The United States is urging the Pakistani government to move against the two Pakistan-based extremist groups blamed for last week's terrorist attack on the Indian Parliament. It is also appealing to the two South Asian powers to avoid further escalation of tensions in the aftermath of the incident.

The State Department says it has seen nothing to support Indian claims of official Pakistani involvement in the December 13 attack on the New Delhi parliament.

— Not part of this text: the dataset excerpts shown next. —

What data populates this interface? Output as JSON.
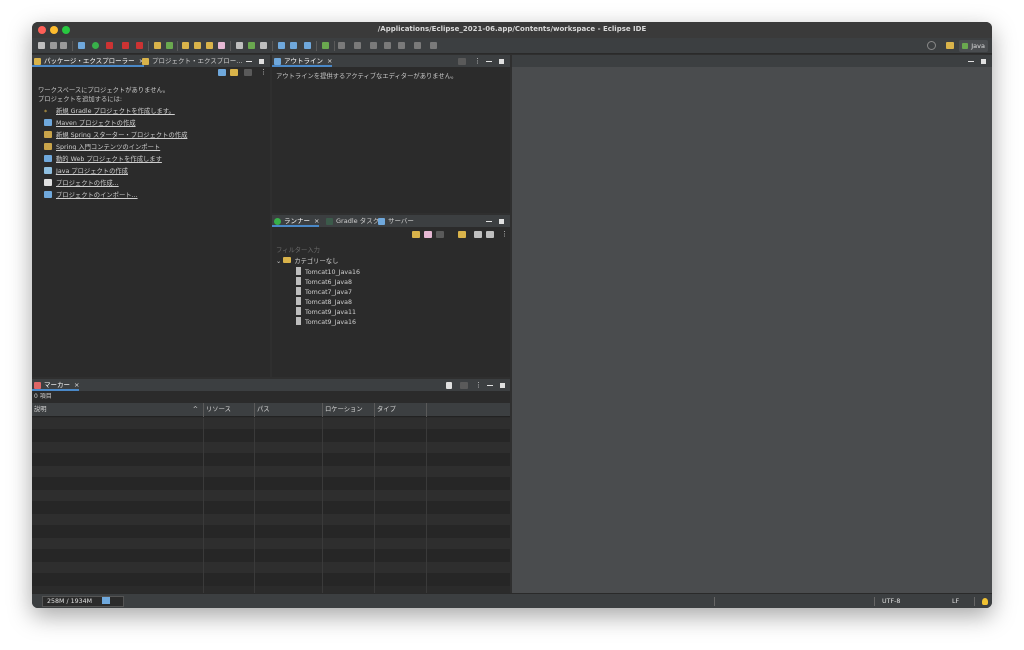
{
  "window": {
    "title": "/Applications/Eclipse_2021-06.app/Contents/workspace - Eclipse IDE"
  },
  "toolbar": {
    "perspective_label": "Java"
  },
  "package_explorer": {
    "tabs": [
      {
        "label": "パッケージ・エクスプローラー",
        "active": true
      },
      {
        "label": "プロジェクト・エクスプロー..."
      }
    ],
    "message_line1": "ワークスペースにプロジェクトがありません。",
    "message_line2": "プロジェクトを追加するには:",
    "links": [
      {
        "label": "新規 Gradle プロジェクトを作成します。",
        "icon": "gradle-icon"
      },
      {
        "label": "Maven プロジェクトの作成",
        "icon": "maven-icon"
      },
      {
        "label": "新規 Spring スターター・プロジェクトの作成",
        "icon": "spring-icon"
      },
      {
        "label": "Spring 入門コンテンツのインポート",
        "icon": "spring-import-icon"
      },
      {
        "label": "動的 Web プロジェクトを作成します",
        "icon": "web-project-icon"
      },
      {
        "label": "Java プロジェクトの作成",
        "icon": "java-project-icon"
      },
      {
        "label": "プロジェクトの作成...",
        "icon": "project-icon"
      },
      {
        "label": "プロジェクトのインポート...",
        "icon": "import-icon"
      }
    ]
  },
  "outline": {
    "tab_label": "アウトライン",
    "message": "アウトラインを提供するアクティブなエディターがありません。"
  },
  "servers": {
    "tabs": [
      {
        "label": "ランナー",
        "active": true
      },
      {
        "label": "Gradle タスク"
      },
      {
        "label": "サーバー"
      }
    ],
    "filter_placeholder": "フィルター入力",
    "category": "カテゴリーなし",
    "items": [
      "Tomcat10_Java16",
      "Tomcat6_Java8",
      "Tomcat7_Java7",
      "Tomcat8_Java8",
      "Tomcat9_Java11",
      "Tomcat9_Java16"
    ]
  },
  "markers": {
    "tab_label": "マーカー",
    "count_label": "0 項目",
    "columns": [
      "説明",
      "リソース",
      "パス",
      "ロケーション",
      "タイプ"
    ]
  },
  "status": {
    "heap": "258M / 1934M",
    "encoding": "UTF-8",
    "line_ending": "LF"
  }
}
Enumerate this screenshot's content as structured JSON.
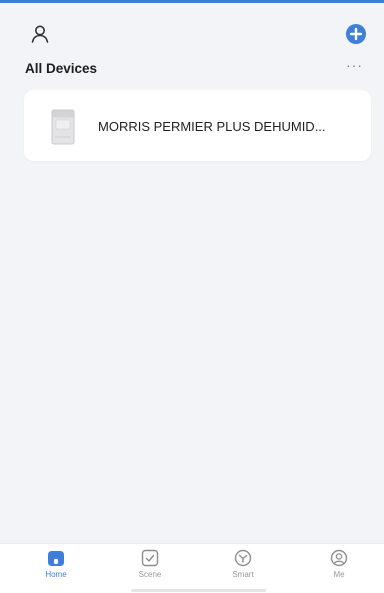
{
  "colors": {
    "accent": "#3f7fd9",
    "background": "#f3f4f8",
    "card": "#ffffff",
    "inactive": "#9a9a9a"
  },
  "header": {
    "profile_icon": "person-outline-icon",
    "add_icon": "plus-circle-icon",
    "section_title": "All Devices",
    "more_label": "···"
  },
  "devices": [
    {
      "icon": "dehumidifier-icon",
      "name": "MORRIS PERMIER PLUS DEHUMID..."
    }
  ],
  "tabbar": {
    "tabs": [
      {
        "label": "Home",
        "icon": "home-icon",
        "active": true
      },
      {
        "label": "Scene",
        "icon": "scene-check-icon",
        "active": false
      },
      {
        "label": "Smart",
        "icon": "smart-icon",
        "active": false
      },
      {
        "label": "Me",
        "icon": "me-face-icon",
        "active": false
      }
    ]
  }
}
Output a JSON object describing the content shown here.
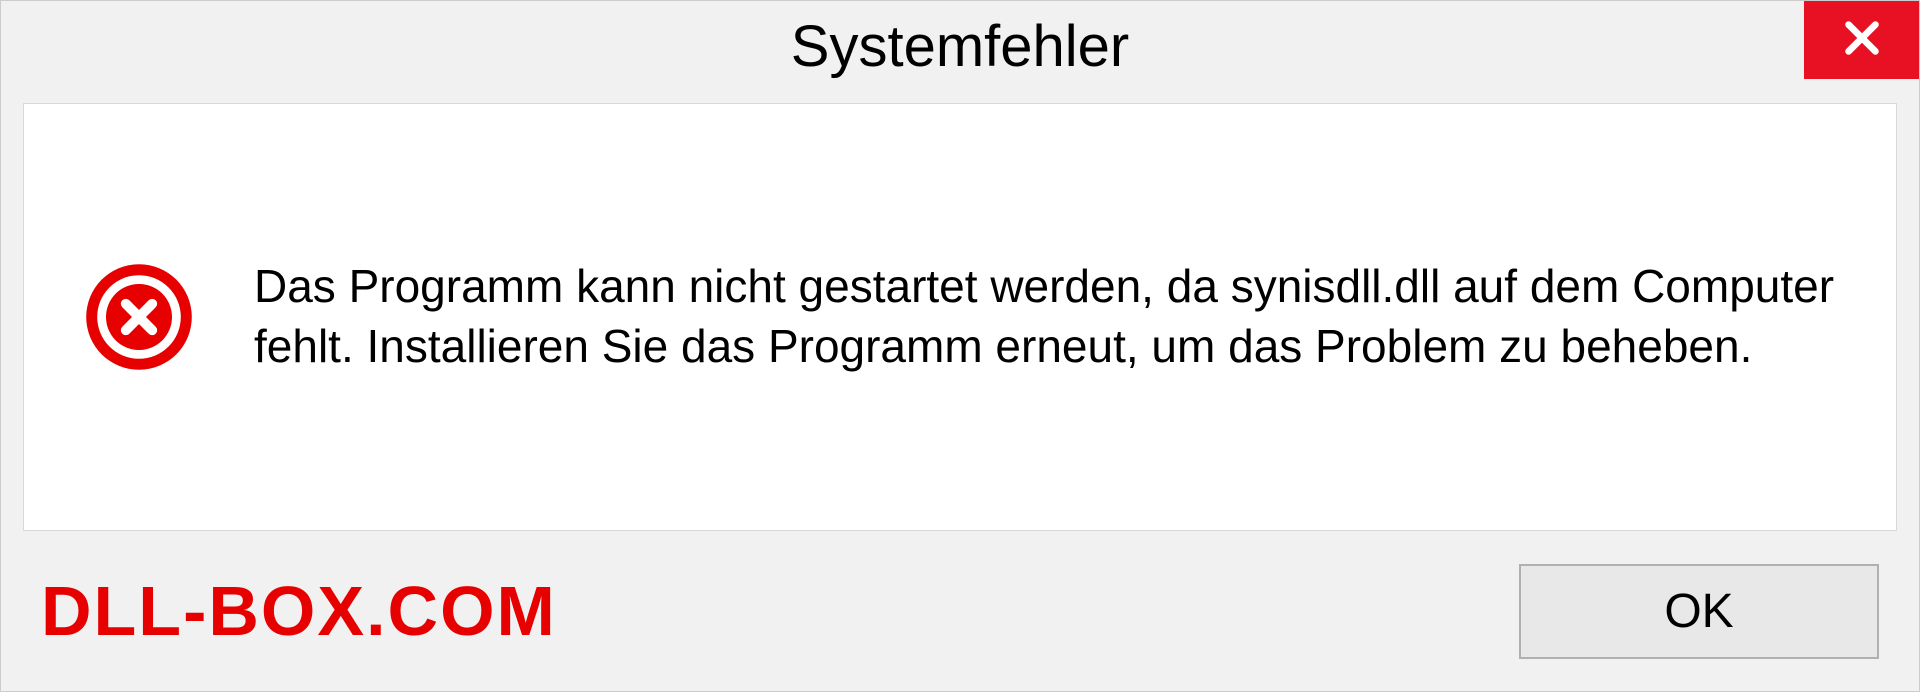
{
  "dialog": {
    "title": "Systemfehler",
    "message": "Das Programm kann nicht gestartet werden, da synisdll.dll auf dem Computer fehlt. Installieren Sie das Programm erneut, um das Problem zu beheben.",
    "ok_label": "OK"
  },
  "watermark": "DLL-BOX.COM"
}
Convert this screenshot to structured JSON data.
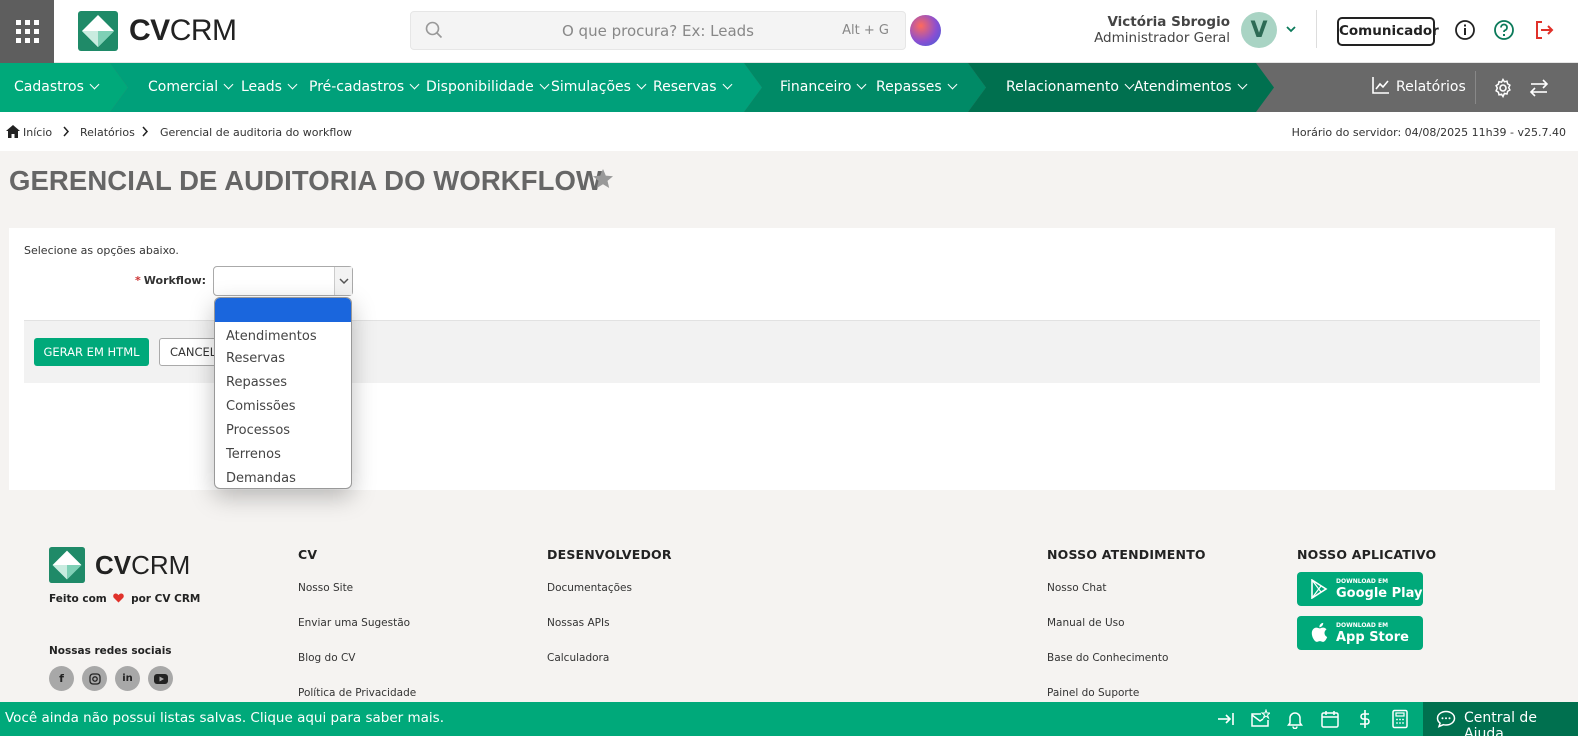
{
  "header": {
    "logo_text_bold": "CV",
    "logo_text_light": "CRM",
    "search_placeholder": "O que procura? Ex: Leads",
    "search_shortcut": "Alt + G",
    "user_name": "Victória Sbrogio",
    "user_role": "Administrador Geral",
    "avatar_letter": "V",
    "communicator_label": "Comunicador"
  },
  "nav": {
    "items": [
      {
        "label": "Cadastros"
      },
      {
        "label": "Comercial"
      },
      {
        "label": "Leads"
      },
      {
        "label": "Pré-cadastros"
      },
      {
        "label": "Disponibilidade"
      },
      {
        "label": "Simulações"
      },
      {
        "label": "Reservas"
      },
      {
        "label": "Financeiro"
      },
      {
        "label": "Repasses"
      },
      {
        "label": "Relacionamento"
      },
      {
        "label": "Atendimentos"
      }
    ],
    "reports_label": "Relatórios"
  },
  "breadcrumb": {
    "home": "Início",
    "reports": "Relatórios",
    "current": "Gerencial de auditoria do workflow",
    "server_time": "Horário do servidor: 04/08/2025 11h39 - v25.7.40"
  },
  "page": {
    "title": "GERENCIAL DE AUDITORIA DO WORKFLOW",
    "intro": "Selecione as opções abaixo.",
    "required_mark": "*",
    "workflow_label": "Workflow:",
    "generate_label": "GERAR EM HTML",
    "cancel_label": "CANCELAR"
  },
  "dropdown": {
    "options": [
      "",
      "Atendimentos",
      "Reservas",
      "Repasses",
      "Comissões",
      "Processos",
      "Terrenos",
      "Demandas"
    ],
    "highlighted_index": 0
  },
  "footer": {
    "made_with": "Feito com",
    "made_by": "por CV CRM",
    "social_title": "Nossas redes sociais",
    "columns": [
      {
        "title": "CV",
        "links": [
          "Nosso Site",
          "Enviar uma Sugestão",
          "Blog do CV",
          "Política de Privacidade"
        ]
      },
      {
        "title": "DESENVOLVEDOR",
        "links": [
          "Documentações",
          "Nossas APIs",
          "Calculadora"
        ]
      },
      {
        "title": "NOSSO ATENDIMENTO",
        "links": [
          "Nosso Chat",
          "Manual de Uso",
          "Base do Conhecimento",
          "Painel do Suporte"
        ]
      }
    ],
    "app_title": "NOSSO APLICATIVO",
    "google_small": "DOWNLOAD EM",
    "google_big": "Google Play",
    "apple_small": "DOWNLOAD EM",
    "apple_big": "App Store"
  },
  "bottom_bar": {
    "message": "Você ainda não possui listas salvas. Clique aqui para saber mais.",
    "help_label": "Central de Ajuda"
  },
  "colors": {
    "brand_green": "#00a97a",
    "dark_green": "#00704f",
    "nav_gray": "#696969",
    "selection_blue": "#1a66dd"
  }
}
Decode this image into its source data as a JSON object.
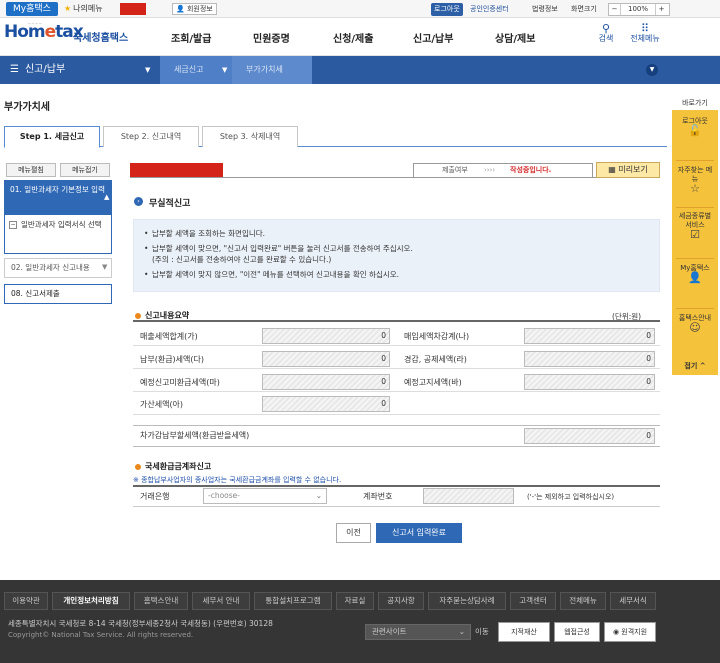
{
  "topbar": {
    "my_hometax": "My홈택스",
    "my_menu": "나의메뉴",
    "user_info": "회원정보",
    "logout": "로그아웃",
    "certificate_center": "공인인증센터",
    "law_info": "법령정보",
    "zoom_label": "화면크기",
    "zoom_minus": "−",
    "zoom_value": "100%",
    "zoom_plus": "+"
  },
  "header": {
    "logo_text": "Hom",
    "logo_accent": "e",
    "logo_text2": "tax",
    "logo_sub": "국세청홈택스",
    "gnb": [
      "조회/발급",
      "민원증명",
      "신청/제출",
      "신고/납부",
      "상담/제보"
    ],
    "search_label": "검색",
    "all_menu_label": "전체메뉴"
  },
  "navbar": {
    "main": "신고/납부",
    "crumb1": "세금신고",
    "crumb2": "부가가치세"
  },
  "page": {
    "title": "부가가치세",
    "steps": [
      "Step 1. 세금신고",
      "Step 2. 신고내역",
      "Step 3. 삭제내역"
    ]
  },
  "left_menu": {
    "expand": "메뉴펼침",
    "collapse": "메뉴접기",
    "item1": "01. 일반과세자 기본정보 입력",
    "item1_sub": "일반과세자 입력서식 선택",
    "item2": "02. 일반과세자 신고내용",
    "item3": "08. 신고서제출"
  },
  "status": {
    "submit_label": "제출여부",
    "arrows": "››››",
    "submit_state": "작성중입니다.",
    "preview": "미리보기"
  },
  "no_report": {
    "title": "무실적신고",
    "lines": [
      "납부할 세액을 조회하는 화면입니다.",
      "납부할 세액이 맞으면, \"신고서 입력완료\" 버튼을 눌러 신고서를 전송하여 주십시오.",
      "(주의 : 신고서를 전송하여야 신고를 완료할 수 있습니다.)",
      "납부할 세액이 맞지 않으면, \"이전\" 메뉴를 선택하여 신고내용을 확인 하십시오."
    ]
  },
  "summary": {
    "title": "신고내용요약",
    "unit": "(단위:원)",
    "rows": [
      {
        "l1": "매출세액합계(가)",
        "v1": "0",
        "l2": "매입세액차감계(나)",
        "v2": "0"
      },
      {
        "l1": "납부(환급)세액(다)",
        "v1": "0",
        "l2": "경감, 공제세액(라)",
        "v2": "0"
      },
      {
        "l1": "예정신고미환급세액(마)",
        "v1": "0",
        "l2": "예정고지세액(바)",
        "v2": "0"
      },
      {
        "l1": "가산세액(아)",
        "v1": "0"
      }
    ],
    "net_label": "차가감납부할세액(환급받을세액)",
    "net_value": "0"
  },
  "refund": {
    "title": "국세환급금계좌신고",
    "note": "※ 종합납부사업자의 종사업자는 국세환급금계좌를 입력할 수 없습니다.",
    "bank_label": "거래은행",
    "bank_selected": "-choose-",
    "account_label": "계좌번호",
    "account_hint": "('-'는 제외하고 입력하십시오)"
  },
  "buttons": {
    "prev": "이전",
    "complete": "신고서 입력완료"
  },
  "quick_menu": {
    "title": "바로가기",
    "items": [
      "로그아웃",
      "자주찾는 메뉴",
      "세금종류별 서비스",
      "My홈택스",
      "홈택스안내"
    ],
    "collapse": "접기 ^"
  },
  "footer": {
    "links": [
      "이용약관",
      "개인정보처리방침",
      "홈택스안내",
      "세무서 안내",
      "통합설치프로그램",
      "자료실",
      "공지사항",
      "자주묻는상담사례",
      "고객센터",
      "전체메뉴",
      "세무서식"
    ],
    "address": "세종특별자치시 국세청로 8-14 국세청(정부세종2청사 국세청동) (우편번호) 30128",
    "copyright": "Copyright© National Tax Service. All rights reserved.",
    "related_site": "관련사이트",
    "go": "이동",
    "badges": [
      "지적재산",
      "웹접근성",
      "원격지원"
    ]
  },
  "colors": {
    "brand_blue": "#2b5aa0",
    "accent_red": "#d4241a",
    "quick_yellow": "#f5c23b",
    "warning_red": "#d42a2a"
  }
}
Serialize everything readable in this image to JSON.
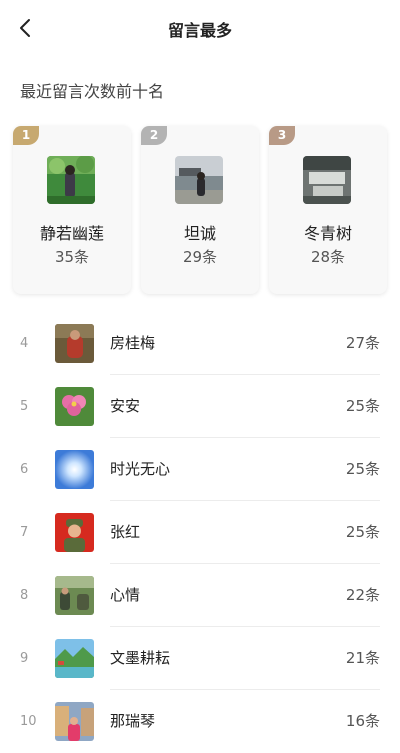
{
  "header": {
    "title": "留言最多",
    "back_icon": "back-arrow-icon"
  },
  "subtitle": "最近留言次数前十名",
  "colors": {
    "rank1": "#c7a970",
    "rank2": "#b3b3b3",
    "rank3": "#b89a86"
  },
  "top3": [
    {
      "rank": "1",
      "name": "静若幽莲",
      "count": "35条"
    },
    {
      "rank": "2",
      "name": "坦诚",
      "count": "29条"
    },
    {
      "rank": "3",
      "name": "冬青树",
      "count": "28条"
    }
  ],
  "list": [
    {
      "rank": "4",
      "name": "房桂梅",
      "count": "27条"
    },
    {
      "rank": "5",
      "name": "安安",
      "count": "25条"
    },
    {
      "rank": "6",
      "name": "时光无心",
      "count": "25条"
    },
    {
      "rank": "7",
      "name": "张红",
      "count": "25条"
    },
    {
      "rank": "8",
      "name": "心情",
      "count": "22条"
    },
    {
      "rank": "9",
      "name": "文墨耕耘",
      "count": "21条"
    },
    {
      "rank": "10",
      "name": "那瑞琴",
      "count": "16条"
    }
  ]
}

But spokesman Richard Boucher says U.S. officials have linked the two Pakistan-based factions implicated by India to acts of terror, and said the Bush administration "looks forward" to action against them by Pakistani President Pervez Musharaff. "We know these groups have bases in Pakistan," he said. "We know how they operate. President Musharraf has made clear his commitment to address extremism within Pakistan. He's begun to take steps to address extremism in Pakistan. He's proved to be a capable and reliable partner in the fight against terrorism, and we're confident that he'll continue to take steps that fight against terrorism, and in that context we've urged Pakistan to take action against these groups."

Mr. Boucher said the State Department's annual report on global terrorism cites both of the Pakistan-based groups Lashkar-e-Taiba and Jaish-e-Mohammed as having committed acts of terror, and he noted that an executive order by President Bush Thursday would block any U.S. assets of Lashkar-e-Taiba.

The December 13 attack and its aftermath have complicated administration efforts to hold together an international coalition against terrorism that includes both India and Pakistan, and U.S. diplomats have been working hard to head off a deeper crisis between the South Asian powers.

Officials here said Secretary of State Colin Powell Friday had second telephone conversation with Pakistani Foreign Minister Abdul Sattar in as many days, and had also spoken to President Musharaff and Indian Foreign Minister Jaswant Singh in a 48-hour span.

Spokesman Boucher said India's re-call of its Pakistan ambassador and severing of rail and bus links with its neighbor were internal matters, while declining comment on Pakistani charges of Indian troop movements along the border.

But he said the United States was pressing the two South Asian powers to avoid further escalation of tensions and to fight terrorism, not each other.